The results of this study will show if patient-led, fibromyalgia-orientated exercise is more effective than a general exercise programme on fibromyalgia-related outcomes, including quality of life, and on adherence to continued exercise.
ClinicalTrials.gov NCT03895086 . Registration no. 2018-A02881-54. Registered on 29 March 2019.
运动已被证明能显著改善纤维肌痛患者的疼痛和功能。对运动效果的研究通常基于调查临床研究团队选择的标准化运动方案。然而,这些方案对参与的患者来说不一定有吸引力。此外,除了教授运动外,纤维肌痛等慢性病患者还需要学会自我管理病情,从而积极参与治疗。本研究的主要目的是比较两种为期 6 个月的身体活动方案对纤维肌痛患者生活质量的影响。一组遵循以患者为导向的纤维肌痛导向方案(实验组),而对照组则遵循标准的一般运动方案。
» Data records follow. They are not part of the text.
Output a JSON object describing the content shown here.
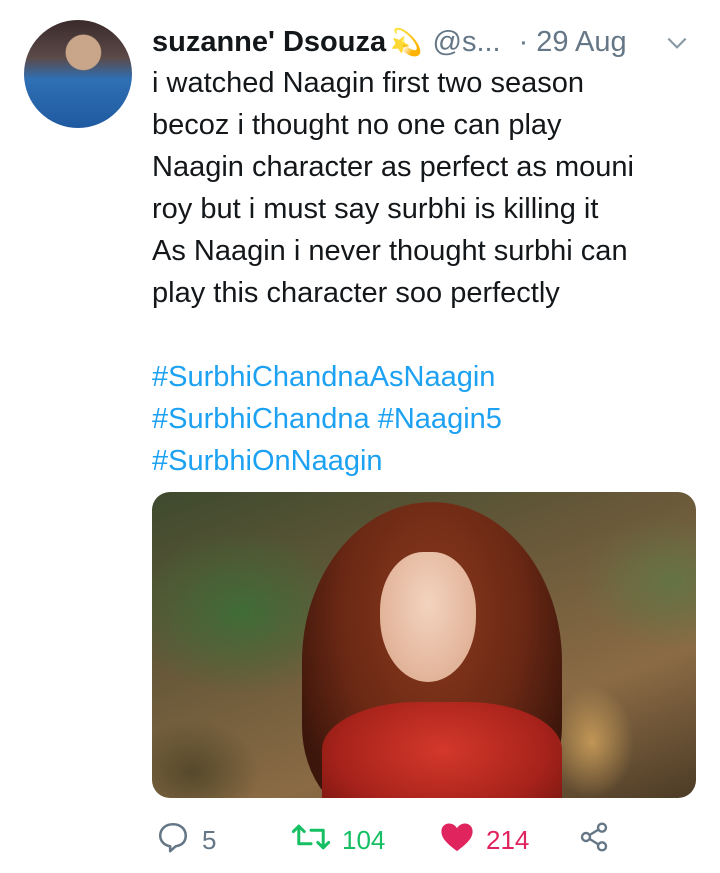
{
  "tweet": {
    "author_name": "suzanne' Dsouza",
    "author_emoji": "💫",
    "handle": "@s...",
    "separator": "·",
    "date": "29 Aug",
    "text": "i watched Naagin first two season\nbecoz i thought no one can play\nNaagin character as perfect as mouni\nroy  but i must say surbhi is killing it\nAs Naagin i never thought surbhi can\nplay this character soo perfectly",
    "hashtags": [
      "#SurbhiChandnaAsNaagin",
      "#SurbhiChandna",
      "#Naagin5",
      "#SurbhiOnNaagin"
    ]
  },
  "actions": {
    "reply_count": "5",
    "retweet_count": "104",
    "like_count": "214"
  },
  "colors": {
    "link": "#1da1f2",
    "retweet": "#17bf63",
    "like": "#e0245e",
    "muted": "#657786"
  },
  "icons": [
    "reply-icon",
    "retweet-icon",
    "heart-icon",
    "share-icon",
    "chevron-down-icon"
  ]
}
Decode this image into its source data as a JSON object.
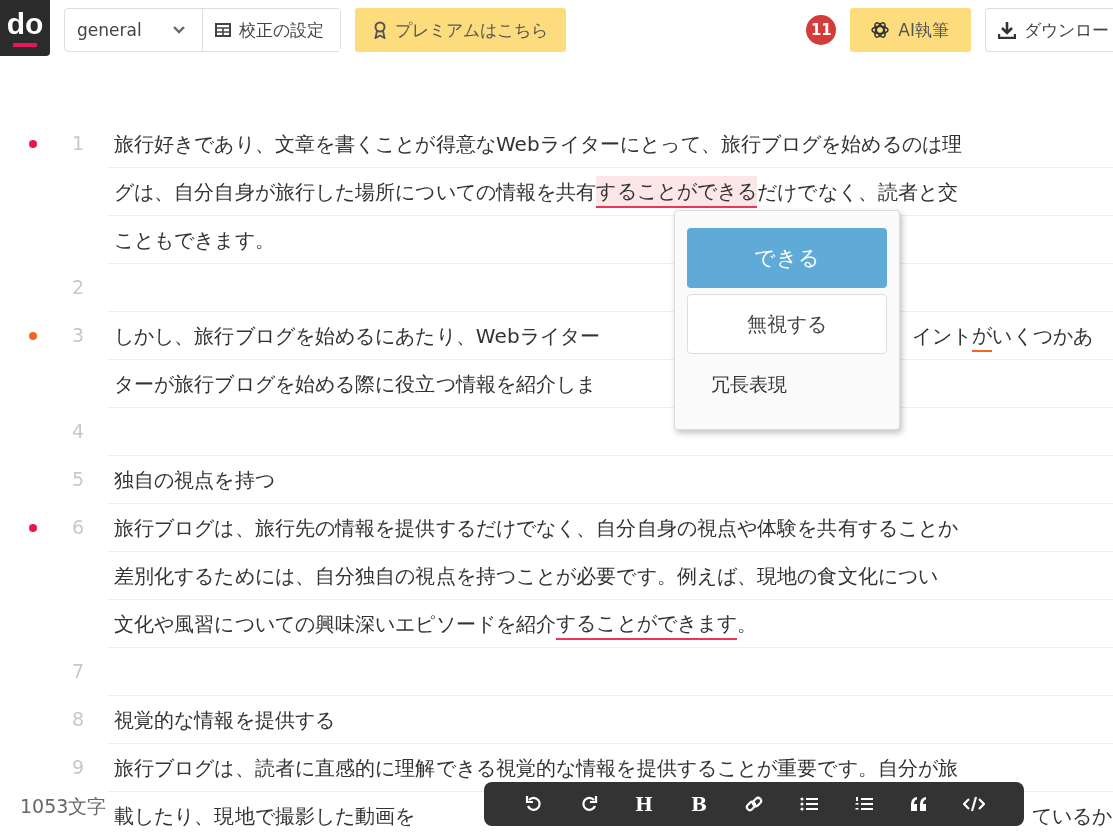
{
  "header": {
    "logo": "do",
    "select": {
      "value": "general"
    },
    "settings_button": "校正の設定",
    "premium_button": "プレミアムはこちら",
    "badge": "11",
    "ai_button": "AI執筆",
    "download_button": "ダウンロー"
  },
  "editor": {
    "paragraphs": [
      {
        "number": "1",
        "color": "#e8174a",
        "rows": [
          {
            "segments": [
              {
                "kind": "text",
                "text": "旅行好きであり、文章を書くことが得意なWebライターにとって、旅行ブログを始めるのは理"
              }
            ]
          },
          {
            "segments": [
              {
                "kind": "text",
                "text": "グは、自分自身が旅行した場所についての情報を共有"
              },
              {
                "kind": "error",
                "text": "することができる",
                "selected": true
              },
              {
                "kind": "text",
                "text": "だけでなく、読者と交"
              }
            ]
          },
          {
            "segments": [
              {
                "kind": "text",
                "text": "こともできます。"
              }
            ]
          }
        ]
      },
      {
        "number": "2",
        "rows": [
          {
            "segments": []
          }
        ]
      },
      {
        "number": "3",
        "color": "#f26522",
        "rows": [
          {
            "kind": "split_popup",
            "segments": [
              {
                "kind": "text",
                "text": "しかし、旅行ブログを始めるにあたり、Webライター"
              }
            ],
            "tail": [
              {
                "kind": "text",
                "text": "イント"
              },
              {
                "kind": "warning",
                "text": "が",
                "selected": false
              },
              {
                "kind": "text",
                "text": "いくつかあ"
              }
            ]
          },
          {
            "segments": [
              {
                "kind": "text",
                "text": "ターが旅行ブログを始める際に役立つ情報を紹介しま"
              }
            ]
          }
        ]
      },
      {
        "number": "4",
        "rows": [
          {
            "segments": []
          }
        ]
      },
      {
        "number": "5",
        "rows": [
          {
            "segments": [
              {
                "kind": "text",
                "text": "独自の視点を持つ"
              }
            ]
          }
        ]
      },
      {
        "number": "6",
        "color": "#e8174a",
        "rows": [
          {
            "segments": [
              {
                "kind": "text",
                "text": "旅行ブログは、旅行先の情報を提供するだけでなく、自分自身の視点や体験を共有することか"
              }
            ]
          },
          {
            "segments": [
              {
                "kind": "text",
                "text": "差別化するためには、自分独自の視点を持つことが必要です。例えば、現地の食文化につい"
              }
            ]
          },
          {
            "segments": [
              {
                "kind": "text",
                "text": "文化や風習についての興味深いエピソードを紹介"
              },
              {
                "kind": "error",
                "text": "することができます",
                "selected": false
              },
              {
                "kind": "text",
                "text": "。"
              }
            ]
          }
        ]
      },
      {
        "number": "7",
        "rows": [
          {
            "segments": []
          }
        ]
      },
      {
        "number": "8",
        "rows": [
          {
            "segments": [
              {
                "kind": "text",
                "text": "視覚的な情報を提供する"
              }
            ]
          }
        ]
      },
      {
        "number": "9",
        "rows": [
          {
            "segments": [
              {
                "kind": "text",
                "text": "旅行ブログは、読者に直感的に理解できる視覚的な情報を提供することが重要です。自分が旅"
              }
            ]
          },
          {
            "kind": "split_toolbar",
            "segments": [
              {
                "kind": "text",
                "text": "載したり、現地で撮影した動画を"
              }
            ],
            "tail": [
              {
                "kind": "text",
                "text": "ているか"
              }
            ]
          }
        ]
      }
    ]
  },
  "popup": {
    "suggestion_button": "できる",
    "ignore_button": "無視する",
    "category": "冗長表現"
  },
  "char_count": "1053文字",
  "toolbar": [
    {
      "kind": "undo"
    },
    {
      "kind": "redo"
    },
    {
      "kind": "heading",
      "label": "H"
    },
    {
      "kind": "bold",
      "label": "B"
    },
    {
      "kind": "link"
    },
    {
      "kind": "bullet_list"
    },
    {
      "kind": "numbered_list"
    },
    {
      "kind": "quote"
    },
    {
      "kind": "code"
    }
  ]
}
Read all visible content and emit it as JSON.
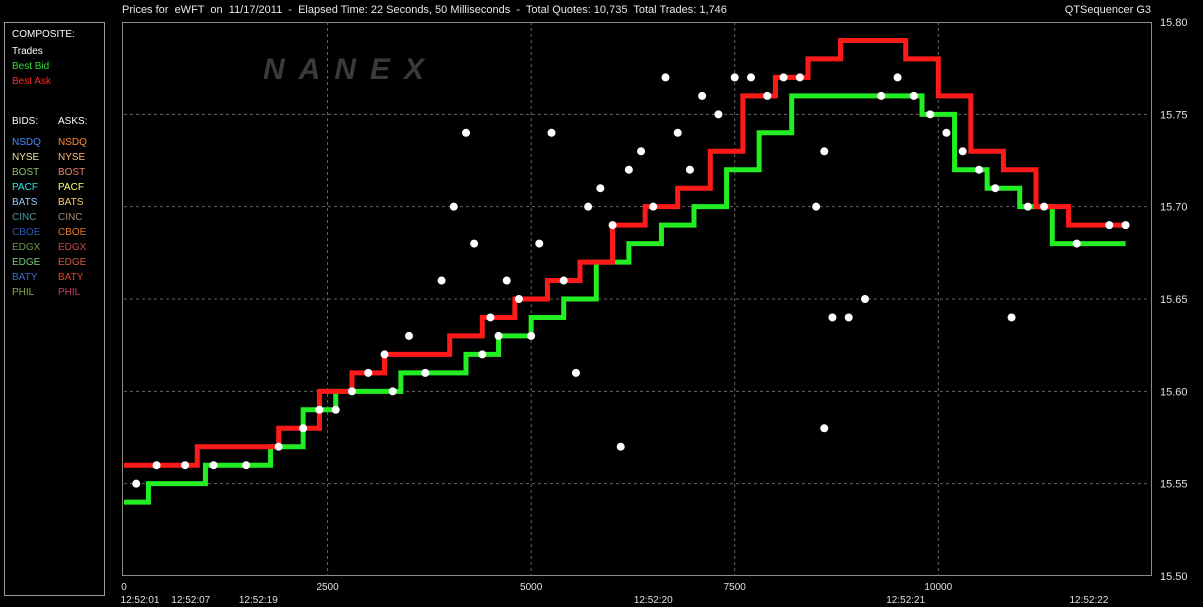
{
  "header": {
    "title": "Prices for  eWFT  on  11/17/2011  -  Elapsed Time: 22 Seconds, 50 Milliseconds  -  Total Quotes: 10,735  Total Trades: 1,746",
    "app_name": "QTSequencer G3"
  },
  "watermark": "NANEX",
  "legend": {
    "composite_title": "COMPOSITE:",
    "composite": [
      {
        "label": "Trades",
        "color": "#ffffff"
      },
      {
        "label": "Best Bid",
        "color": "#33dd33"
      },
      {
        "label": "Best Ask",
        "color": "#ff2a2a"
      }
    ],
    "bids_title": "BIDS:",
    "asks_title": "ASKS:",
    "bids": [
      {
        "label": "NSDQ",
        "color": "#4a8cff"
      },
      {
        "label": "NYSE",
        "color": "#e6e6a0"
      },
      {
        "label": "BOST",
        "color": "#8fbf6a"
      },
      {
        "label": "PACF",
        "color": "#33e6e6"
      },
      {
        "label": "BATS",
        "color": "#9ac8ff"
      },
      {
        "label": "CINC",
        "color": "#4a9a9a"
      },
      {
        "label": "CBOE",
        "color": "#2a5ab0"
      },
      {
        "label": "EDGX",
        "color": "#6a9a4a"
      },
      {
        "label": "EDGE",
        "color": "#7acc7a"
      },
      {
        "label": "BATY",
        "color": "#3a6ad0"
      },
      {
        "label": "PHIL",
        "color": "#8aaa4a"
      }
    ],
    "asks": [
      {
        "label": "NSDQ",
        "color": "#ff8c3a"
      },
      {
        "label": "NYSE",
        "color": "#ffb86a"
      },
      {
        "label": "BOST",
        "color": "#e8826a"
      },
      {
        "label": "PACF",
        "color": "#ffff6a"
      },
      {
        "label": "BATS",
        "color": "#ffc87a"
      },
      {
        "label": "CINC",
        "color": "#aa8a6a"
      },
      {
        "label": "CBOE",
        "color": "#e07a2a"
      },
      {
        "label": "EDGX",
        "color": "#c04a4a"
      },
      {
        "label": "EDGE",
        "color": "#d05a3a"
      },
      {
        "label": "BATY",
        "color": "#e04a2a"
      },
      {
        "label": "PHIL",
        "color": "#c03a6a"
      }
    ]
  },
  "chart_data": {
    "type": "scatter",
    "title": "",
    "xlabel": "",
    "ylabel": "",
    "xlim": [
      0,
      12600
    ],
    "ylim": [
      15.5,
      15.8
    ],
    "y_ticks": [
      "15.50",
      "15.55",
      "15.60",
      "15.65",
      "15.70",
      "15.75",
      "15.80"
    ],
    "x_ticks": [
      {
        "x": 0,
        "label": "0"
      },
      {
        "x": 2500,
        "label": "2500"
      },
      {
        "x": 5000,
        "label": "5000"
      },
      {
        "x": 7500,
        "label": "7500"
      },
      {
        "x": 10000,
        "label": "10000"
      }
    ],
    "time_ticks": [
      {
        "x": 0,
        "label": "12:52:01"
      },
      {
        "x": 820,
        "label": "12:52:07"
      },
      {
        "x": 1650,
        "label": "12:52:19"
      },
      {
        "x": 6500,
        "label": "12:52:20"
      },
      {
        "x": 9600,
        "label": "12:52:21"
      },
      {
        "x": 11850,
        "label": "12:52:22"
      }
    ],
    "grid": true,
    "series": [
      {
        "name": "Best Bid",
        "color": "#22ee22",
        "points": [
          [
            0,
            15.54
          ],
          [
            300,
            15.55
          ],
          [
            700,
            15.55
          ],
          [
            1000,
            15.56
          ],
          [
            1400,
            15.56
          ],
          [
            1800,
            15.57
          ],
          [
            2200,
            15.59
          ],
          [
            2600,
            15.6
          ],
          [
            3000,
            15.6
          ],
          [
            3400,
            15.61
          ],
          [
            3800,
            15.61
          ],
          [
            4200,
            15.62
          ],
          [
            4600,
            15.63
          ],
          [
            5000,
            15.64
          ],
          [
            5400,
            15.65
          ],
          [
            5800,
            15.67
          ],
          [
            6200,
            15.68
          ],
          [
            6600,
            15.69
          ],
          [
            7000,
            15.7
          ],
          [
            7400,
            15.72
          ],
          [
            7800,
            15.74
          ],
          [
            8200,
            15.76
          ],
          [
            8600,
            15.76
          ],
          [
            9000,
            15.76
          ],
          [
            9400,
            15.76
          ],
          [
            9800,
            15.75
          ],
          [
            10200,
            15.72
          ],
          [
            10600,
            15.71
          ],
          [
            11000,
            15.7
          ],
          [
            11400,
            15.68
          ],
          [
            11800,
            15.68
          ],
          [
            12300,
            15.68
          ]
        ]
      },
      {
        "name": "Best Ask",
        "color": "#ff1a1a",
        "points": [
          [
            0,
            15.56
          ],
          [
            400,
            15.56
          ],
          [
            900,
            15.57
          ],
          [
            1400,
            15.57
          ],
          [
            1900,
            15.58
          ],
          [
            2400,
            15.6
          ],
          [
            2800,
            15.61
          ],
          [
            3200,
            15.62
          ],
          [
            3600,
            15.62
          ],
          [
            4000,
            15.63
          ],
          [
            4400,
            15.64
          ],
          [
            4800,
            15.65
          ],
          [
            5200,
            15.66
          ],
          [
            5600,
            15.67
          ],
          [
            6000,
            15.69
          ],
          [
            6400,
            15.7
          ],
          [
            6800,
            15.71
          ],
          [
            7200,
            15.73
          ],
          [
            7600,
            15.76
          ],
          [
            8000,
            15.77
          ],
          [
            8400,
            15.78
          ],
          [
            8800,
            15.79
          ],
          [
            9200,
            15.79
          ],
          [
            9600,
            15.78
          ],
          [
            10000,
            15.76
          ],
          [
            10400,
            15.73
          ],
          [
            10800,
            15.72
          ],
          [
            11200,
            15.7
          ],
          [
            11600,
            15.69
          ],
          [
            12000,
            15.69
          ],
          [
            12300,
            15.69
          ]
        ]
      },
      {
        "name": "Trades",
        "color": "#ffffff",
        "points": [
          [
            150,
            15.55
          ],
          [
            400,
            15.56
          ],
          [
            750,
            15.56
          ],
          [
            1100,
            15.56
          ],
          [
            1500,
            15.56
          ],
          [
            1900,
            15.57
          ],
          [
            2200,
            15.58
          ],
          [
            2400,
            15.59
          ],
          [
            2600,
            15.59
          ],
          [
            2800,
            15.6
          ],
          [
            3000,
            15.61
          ],
          [
            3200,
            15.62
          ],
          [
            3300,
            15.6
          ],
          [
            3500,
            15.63
          ],
          [
            3700,
            15.61
          ],
          [
            3900,
            15.66
          ],
          [
            4050,
            15.7
          ],
          [
            4200,
            15.74
          ],
          [
            4300,
            15.68
          ],
          [
            4400,
            15.62
          ],
          [
            4500,
            15.64
          ],
          [
            4600,
            15.63
          ],
          [
            4700,
            15.66
          ],
          [
            4850,
            15.65
          ],
          [
            5000,
            15.63
          ],
          [
            5100,
            15.68
          ],
          [
            5250,
            15.74
          ],
          [
            5400,
            15.66
          ],
          [
            5550,
            15.61
          ],
          [
            5700,
            15.7
          ],
          [
            5850,
            15.71
          ],
          [
            6000,
            15.69
          ],
          [
            6100,
            15.57
          ],
          [
            6200,
            15.72
          ],
          [
            6350,
            15.73
          ],
          [
            6500,
            15.7
          ],
          [
            6650,
            15.77
          ],
          [
            6800,
            15.74
          ],
          [
            6950,
            15.72
          ],
          [
            7100,
            15.76
          ],
          [
            7300,
            15.75
          ],
          [
            7500,
            15.77
          ],
          [
            7700,
            15.77
          ],
          [
            7900,
            15.76
          ],
          [
            8100,
            15.77
          ],
          [
            8300,
            15.77
          ],
          [
            8500,
            15.7
          ],
          [
            8600,
            15.73
          ],
          [
            8700,
            15.64
          ],
          [
            8900,
            15.64
          ],
          [
            9100,
            15.65
          ],
          [
            8600,
            15.58
          ],
          [
            9300,
            15.76
          ],
          [
            9500,
            15.77
          ],
          [
            9700,
            15.76
          ],
          [
            9900,
            15.75
          ],
          [
            10100,
            15.74
          ],
          [
            10300,
            15.73
          ],
          [
            10500,
            15.72
          ],
          [
            10700,
            15.71
          ],
          [
            10900,
            15.64
          ],
          [
            11100,
            15.7
          ],
          [
            11300,
            15.7
          ],
          [
            11700,
            15.68
          ],
          [
            12100,
            15.69
          ],
          [
            12300,
            15.69
          ]
        ]
      }
    ]
  }
}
本方案为开放标签、两中心、随机、对照优效性试验。将比较两个治疗组:实验组(以患者为导向的纤维肌痛运动)和对照组(一般运动方案)。对照组将参加目前在我们中心提供的运动方案,该方案涉及各种病理患者的一般、团体运动。实验组将在一对一的辅导课程中学习专门针对纤维肌痛的运动原则。然后,他们将被引导选择一种或几种他们喜欢的运动。他们将被指导根据纤维肌痛运动的建议,在强度、持续时间和频率上进行运动。方案将持续 6 个月;参与者将在接下来的 6 个月进行随访。还将鼓励他们在方案结束后继续运动。结果将在基线、6 个月和 12 个月进行评估。主要结局为生活质量(纤维肌痛影响问卷),次要结局包括疼痛测量(包括视觉模拟量表和疼痛的神经病理性特征)、抑郁(医院焦虑和抑郁量表)、运动恐惧(坦帕运动恐惧量表)和依从性(Polar OH1 心率监测器)。
本研究结果将表明,以患者为导向的纤维肌痛导向运动是否比一般运动方案更能改善纤维肌痛相关结局,包括生活质量,以及对持续运动的依从性。
ClinicalTrials.gov NCT03895086。注册号 2018-A02881-54。于 2019 年 3 月 29 日注册。